Tag Archives: paul kelly

short reflection on ym3.0

a nice, short reflection on youth ministry 3.0, by paul kelly:

In his recent book, Youth Ministry 3.0, Mark Oestreicher calls for a dramatic shift in youth ministry. He says youth leaders have emphasized events and activities–our youth ministry program–in a hope to reach youth for Christ. However, that just doesn’t seem to be working any more (if it really ever did). Marko suggests we need to adjust our approach to youth ministry to be more personal. He suggests we may need to do less activity so that we can invest more in relational ministry with students.

I couldn’t agree more. And, for the small church, this emphasis is not just a good adjustment to our culture.

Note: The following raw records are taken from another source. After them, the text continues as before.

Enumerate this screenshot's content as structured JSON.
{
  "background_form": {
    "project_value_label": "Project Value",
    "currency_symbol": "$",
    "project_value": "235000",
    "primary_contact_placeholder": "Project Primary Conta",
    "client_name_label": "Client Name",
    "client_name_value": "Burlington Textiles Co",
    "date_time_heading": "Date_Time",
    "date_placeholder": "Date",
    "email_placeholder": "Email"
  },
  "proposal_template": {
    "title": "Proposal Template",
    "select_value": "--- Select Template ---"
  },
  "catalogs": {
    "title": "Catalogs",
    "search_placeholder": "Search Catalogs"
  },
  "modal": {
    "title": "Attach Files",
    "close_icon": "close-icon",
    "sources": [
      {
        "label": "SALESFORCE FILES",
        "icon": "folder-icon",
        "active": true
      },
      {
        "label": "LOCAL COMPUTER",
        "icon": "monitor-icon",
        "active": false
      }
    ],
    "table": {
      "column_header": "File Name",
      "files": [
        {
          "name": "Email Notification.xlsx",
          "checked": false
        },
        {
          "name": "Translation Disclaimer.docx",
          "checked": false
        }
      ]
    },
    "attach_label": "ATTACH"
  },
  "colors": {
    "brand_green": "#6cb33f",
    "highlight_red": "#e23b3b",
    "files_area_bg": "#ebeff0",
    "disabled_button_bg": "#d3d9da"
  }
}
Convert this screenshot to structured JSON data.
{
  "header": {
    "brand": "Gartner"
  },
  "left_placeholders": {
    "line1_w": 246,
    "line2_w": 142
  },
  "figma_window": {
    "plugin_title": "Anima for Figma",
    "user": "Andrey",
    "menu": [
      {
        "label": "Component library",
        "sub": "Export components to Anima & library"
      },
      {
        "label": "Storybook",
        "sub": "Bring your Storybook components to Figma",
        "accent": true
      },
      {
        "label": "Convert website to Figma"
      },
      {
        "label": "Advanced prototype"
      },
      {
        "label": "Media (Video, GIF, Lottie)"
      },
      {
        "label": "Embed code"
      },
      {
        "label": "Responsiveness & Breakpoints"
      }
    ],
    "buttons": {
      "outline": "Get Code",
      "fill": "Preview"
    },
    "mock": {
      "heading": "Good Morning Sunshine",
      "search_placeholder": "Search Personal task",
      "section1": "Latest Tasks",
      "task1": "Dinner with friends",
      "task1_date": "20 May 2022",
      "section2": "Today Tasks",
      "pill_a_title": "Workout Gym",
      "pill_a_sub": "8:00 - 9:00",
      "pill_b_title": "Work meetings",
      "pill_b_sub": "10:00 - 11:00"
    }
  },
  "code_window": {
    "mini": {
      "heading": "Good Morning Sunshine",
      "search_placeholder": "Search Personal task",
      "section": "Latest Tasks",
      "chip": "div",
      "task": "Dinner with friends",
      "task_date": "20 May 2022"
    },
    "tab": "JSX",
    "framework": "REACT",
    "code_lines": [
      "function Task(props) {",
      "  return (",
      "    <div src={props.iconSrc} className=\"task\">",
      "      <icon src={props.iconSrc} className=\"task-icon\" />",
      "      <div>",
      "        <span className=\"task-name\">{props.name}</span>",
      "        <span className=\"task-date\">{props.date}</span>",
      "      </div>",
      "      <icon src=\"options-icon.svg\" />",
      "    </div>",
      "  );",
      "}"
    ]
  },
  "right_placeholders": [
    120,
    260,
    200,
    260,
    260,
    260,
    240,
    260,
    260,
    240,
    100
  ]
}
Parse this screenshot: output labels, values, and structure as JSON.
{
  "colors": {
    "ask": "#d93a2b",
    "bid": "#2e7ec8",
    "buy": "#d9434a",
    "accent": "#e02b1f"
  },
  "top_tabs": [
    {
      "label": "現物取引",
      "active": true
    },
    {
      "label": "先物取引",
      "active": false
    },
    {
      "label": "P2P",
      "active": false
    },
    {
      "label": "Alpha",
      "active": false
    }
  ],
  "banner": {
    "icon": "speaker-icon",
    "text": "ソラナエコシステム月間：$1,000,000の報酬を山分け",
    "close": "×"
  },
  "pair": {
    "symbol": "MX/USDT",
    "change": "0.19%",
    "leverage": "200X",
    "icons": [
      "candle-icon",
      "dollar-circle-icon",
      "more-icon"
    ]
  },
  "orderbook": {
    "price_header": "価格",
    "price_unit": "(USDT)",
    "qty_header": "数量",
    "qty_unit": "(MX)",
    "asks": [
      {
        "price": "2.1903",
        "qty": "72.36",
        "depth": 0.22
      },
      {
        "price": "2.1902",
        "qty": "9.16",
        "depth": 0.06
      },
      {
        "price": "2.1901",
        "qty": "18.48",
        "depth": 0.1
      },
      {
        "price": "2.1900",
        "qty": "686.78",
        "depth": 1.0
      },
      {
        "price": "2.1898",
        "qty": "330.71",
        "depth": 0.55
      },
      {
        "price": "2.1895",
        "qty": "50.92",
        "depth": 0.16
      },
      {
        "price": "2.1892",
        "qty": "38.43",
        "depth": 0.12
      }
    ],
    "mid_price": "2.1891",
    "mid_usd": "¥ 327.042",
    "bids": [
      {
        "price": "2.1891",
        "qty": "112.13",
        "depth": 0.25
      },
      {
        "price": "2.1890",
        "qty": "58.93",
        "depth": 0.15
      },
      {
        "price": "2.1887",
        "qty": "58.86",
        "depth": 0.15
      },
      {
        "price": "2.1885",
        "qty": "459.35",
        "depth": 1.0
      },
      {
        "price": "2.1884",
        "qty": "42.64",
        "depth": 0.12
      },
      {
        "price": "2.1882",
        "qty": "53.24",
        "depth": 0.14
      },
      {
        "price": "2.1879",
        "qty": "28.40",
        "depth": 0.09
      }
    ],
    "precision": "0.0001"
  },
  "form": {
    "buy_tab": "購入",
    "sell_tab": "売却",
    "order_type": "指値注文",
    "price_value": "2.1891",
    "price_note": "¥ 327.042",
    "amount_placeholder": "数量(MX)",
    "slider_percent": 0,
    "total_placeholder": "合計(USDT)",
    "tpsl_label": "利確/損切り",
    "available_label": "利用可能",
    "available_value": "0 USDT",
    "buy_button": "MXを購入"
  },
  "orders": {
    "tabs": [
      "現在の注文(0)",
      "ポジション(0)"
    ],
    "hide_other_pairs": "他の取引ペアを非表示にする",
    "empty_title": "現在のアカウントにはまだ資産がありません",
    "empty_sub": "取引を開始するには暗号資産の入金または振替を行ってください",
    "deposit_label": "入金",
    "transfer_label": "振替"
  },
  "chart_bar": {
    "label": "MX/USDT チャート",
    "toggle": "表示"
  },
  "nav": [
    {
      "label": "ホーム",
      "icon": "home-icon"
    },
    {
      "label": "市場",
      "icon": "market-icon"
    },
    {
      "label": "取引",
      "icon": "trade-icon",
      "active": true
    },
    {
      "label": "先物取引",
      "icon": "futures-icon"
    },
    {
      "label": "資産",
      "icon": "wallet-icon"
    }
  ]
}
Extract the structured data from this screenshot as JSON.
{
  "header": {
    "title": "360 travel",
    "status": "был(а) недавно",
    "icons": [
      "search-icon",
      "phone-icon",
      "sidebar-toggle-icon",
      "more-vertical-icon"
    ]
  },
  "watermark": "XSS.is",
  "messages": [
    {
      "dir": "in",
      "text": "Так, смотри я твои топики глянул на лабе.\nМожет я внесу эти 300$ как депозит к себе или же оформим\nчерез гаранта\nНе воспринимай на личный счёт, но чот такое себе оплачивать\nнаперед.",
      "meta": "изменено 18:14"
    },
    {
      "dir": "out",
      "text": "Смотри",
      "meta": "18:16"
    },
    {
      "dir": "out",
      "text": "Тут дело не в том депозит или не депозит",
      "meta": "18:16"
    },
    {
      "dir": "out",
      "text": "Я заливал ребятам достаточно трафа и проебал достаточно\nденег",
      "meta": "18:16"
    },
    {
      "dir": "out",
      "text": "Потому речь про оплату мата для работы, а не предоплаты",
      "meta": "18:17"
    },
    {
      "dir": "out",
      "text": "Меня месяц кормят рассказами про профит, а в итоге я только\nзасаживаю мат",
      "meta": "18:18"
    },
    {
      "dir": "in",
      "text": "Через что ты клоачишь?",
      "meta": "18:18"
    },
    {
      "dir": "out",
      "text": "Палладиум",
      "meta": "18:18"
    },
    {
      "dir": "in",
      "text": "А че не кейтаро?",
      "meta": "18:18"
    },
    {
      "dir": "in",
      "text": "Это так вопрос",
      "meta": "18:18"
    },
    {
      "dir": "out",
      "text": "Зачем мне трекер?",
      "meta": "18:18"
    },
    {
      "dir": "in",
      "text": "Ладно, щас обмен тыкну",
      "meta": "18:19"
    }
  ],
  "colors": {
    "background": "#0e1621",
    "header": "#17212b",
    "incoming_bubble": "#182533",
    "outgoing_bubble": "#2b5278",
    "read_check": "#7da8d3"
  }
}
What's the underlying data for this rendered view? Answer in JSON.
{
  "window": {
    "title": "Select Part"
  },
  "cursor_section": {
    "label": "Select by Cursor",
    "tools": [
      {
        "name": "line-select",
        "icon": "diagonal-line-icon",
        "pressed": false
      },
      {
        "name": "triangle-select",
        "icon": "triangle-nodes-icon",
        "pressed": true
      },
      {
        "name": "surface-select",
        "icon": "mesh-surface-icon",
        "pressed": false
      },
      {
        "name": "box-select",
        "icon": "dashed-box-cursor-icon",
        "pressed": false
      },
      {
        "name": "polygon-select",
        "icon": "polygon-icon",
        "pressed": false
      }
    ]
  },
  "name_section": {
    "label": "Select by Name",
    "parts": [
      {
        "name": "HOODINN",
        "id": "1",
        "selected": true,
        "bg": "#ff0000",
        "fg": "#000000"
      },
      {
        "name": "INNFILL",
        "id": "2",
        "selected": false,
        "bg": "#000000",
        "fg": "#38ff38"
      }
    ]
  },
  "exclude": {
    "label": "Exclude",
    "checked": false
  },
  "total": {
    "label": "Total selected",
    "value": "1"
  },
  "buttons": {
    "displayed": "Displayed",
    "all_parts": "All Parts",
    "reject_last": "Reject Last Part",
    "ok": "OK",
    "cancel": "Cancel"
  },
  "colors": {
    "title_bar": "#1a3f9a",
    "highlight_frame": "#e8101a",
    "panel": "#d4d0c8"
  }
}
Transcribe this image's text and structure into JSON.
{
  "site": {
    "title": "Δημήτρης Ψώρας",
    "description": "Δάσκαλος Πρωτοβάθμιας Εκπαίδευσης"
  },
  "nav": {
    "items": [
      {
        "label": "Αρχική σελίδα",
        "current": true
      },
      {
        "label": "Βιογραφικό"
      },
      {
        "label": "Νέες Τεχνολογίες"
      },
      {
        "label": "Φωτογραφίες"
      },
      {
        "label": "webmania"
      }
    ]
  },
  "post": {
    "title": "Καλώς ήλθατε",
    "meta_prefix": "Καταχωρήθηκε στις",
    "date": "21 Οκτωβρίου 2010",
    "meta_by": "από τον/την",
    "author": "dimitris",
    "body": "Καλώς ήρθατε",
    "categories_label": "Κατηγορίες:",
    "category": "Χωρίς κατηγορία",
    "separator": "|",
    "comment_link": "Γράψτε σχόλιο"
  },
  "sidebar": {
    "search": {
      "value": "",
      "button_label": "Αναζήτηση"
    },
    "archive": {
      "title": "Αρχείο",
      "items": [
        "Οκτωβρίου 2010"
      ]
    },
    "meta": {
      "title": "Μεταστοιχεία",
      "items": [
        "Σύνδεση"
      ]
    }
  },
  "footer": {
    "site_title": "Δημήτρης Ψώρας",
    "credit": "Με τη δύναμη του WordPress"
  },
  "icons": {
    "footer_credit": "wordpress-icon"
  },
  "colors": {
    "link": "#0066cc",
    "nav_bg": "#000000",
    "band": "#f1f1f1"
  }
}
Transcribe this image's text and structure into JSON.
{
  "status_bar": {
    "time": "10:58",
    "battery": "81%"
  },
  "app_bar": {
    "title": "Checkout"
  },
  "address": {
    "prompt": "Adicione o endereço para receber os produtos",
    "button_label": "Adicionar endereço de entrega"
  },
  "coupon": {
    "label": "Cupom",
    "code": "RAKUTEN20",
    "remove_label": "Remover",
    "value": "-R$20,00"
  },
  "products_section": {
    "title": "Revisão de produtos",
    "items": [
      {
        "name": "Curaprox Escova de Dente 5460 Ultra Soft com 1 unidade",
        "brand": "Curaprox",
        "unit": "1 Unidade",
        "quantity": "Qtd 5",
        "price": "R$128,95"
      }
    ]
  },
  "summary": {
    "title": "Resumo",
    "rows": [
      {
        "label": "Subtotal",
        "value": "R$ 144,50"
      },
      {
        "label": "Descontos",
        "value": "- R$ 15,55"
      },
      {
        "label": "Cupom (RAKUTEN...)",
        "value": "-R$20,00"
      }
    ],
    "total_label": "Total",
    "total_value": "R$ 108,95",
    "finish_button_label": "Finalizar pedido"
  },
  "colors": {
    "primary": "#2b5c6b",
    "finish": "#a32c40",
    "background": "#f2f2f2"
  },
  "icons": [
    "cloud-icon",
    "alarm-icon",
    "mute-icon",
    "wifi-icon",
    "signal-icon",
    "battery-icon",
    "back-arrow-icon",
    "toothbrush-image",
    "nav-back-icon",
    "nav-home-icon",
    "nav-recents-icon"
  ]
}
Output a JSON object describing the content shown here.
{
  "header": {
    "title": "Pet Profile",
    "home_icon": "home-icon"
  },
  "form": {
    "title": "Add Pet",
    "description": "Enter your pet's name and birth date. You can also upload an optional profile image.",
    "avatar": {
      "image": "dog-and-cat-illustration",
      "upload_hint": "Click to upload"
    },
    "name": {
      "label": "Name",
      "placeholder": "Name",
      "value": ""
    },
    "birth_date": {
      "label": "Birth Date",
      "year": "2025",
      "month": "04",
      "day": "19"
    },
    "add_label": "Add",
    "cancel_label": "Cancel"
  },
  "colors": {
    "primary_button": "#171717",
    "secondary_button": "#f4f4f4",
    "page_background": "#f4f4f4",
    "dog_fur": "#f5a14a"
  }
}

It is really at the core of what a small church is . . . family.

In most youth ministry conference over the last ten years or so, conference leaders have asked youth leaders to invest more and more energy in planning and implementing lots of programs. Believe me, I have led many of those well-intentioned conferences. However, I have come to believe that your students need less planned activity . . . and more of you.

Being a youth leader is not really about planning activities. Being a youth leader is about discipling youth. I don’t mean to imply that there is something wrong with developing a youth ministry program. Youth need opportunities to dig into Scripture. They need opportunities to invest in the lives of other people . . . to have ministry demonstrated and to practice it. They need opportunities to build relationships with each other. However, if your investment in your youth ministry program means you don’t have time to spend time with students–to see how their Algebra test went or find out how they are working through a problem they shared with you or invite them to talk about their new commitment to prayer–you are planning too much.

Perhaps the most important skill a youth leader can learn is how to be present with teenagers. Jesus was an amazing teacher. He did great things. But, I somehow believe the greatest impact he had on the lives of his disciples was his presence.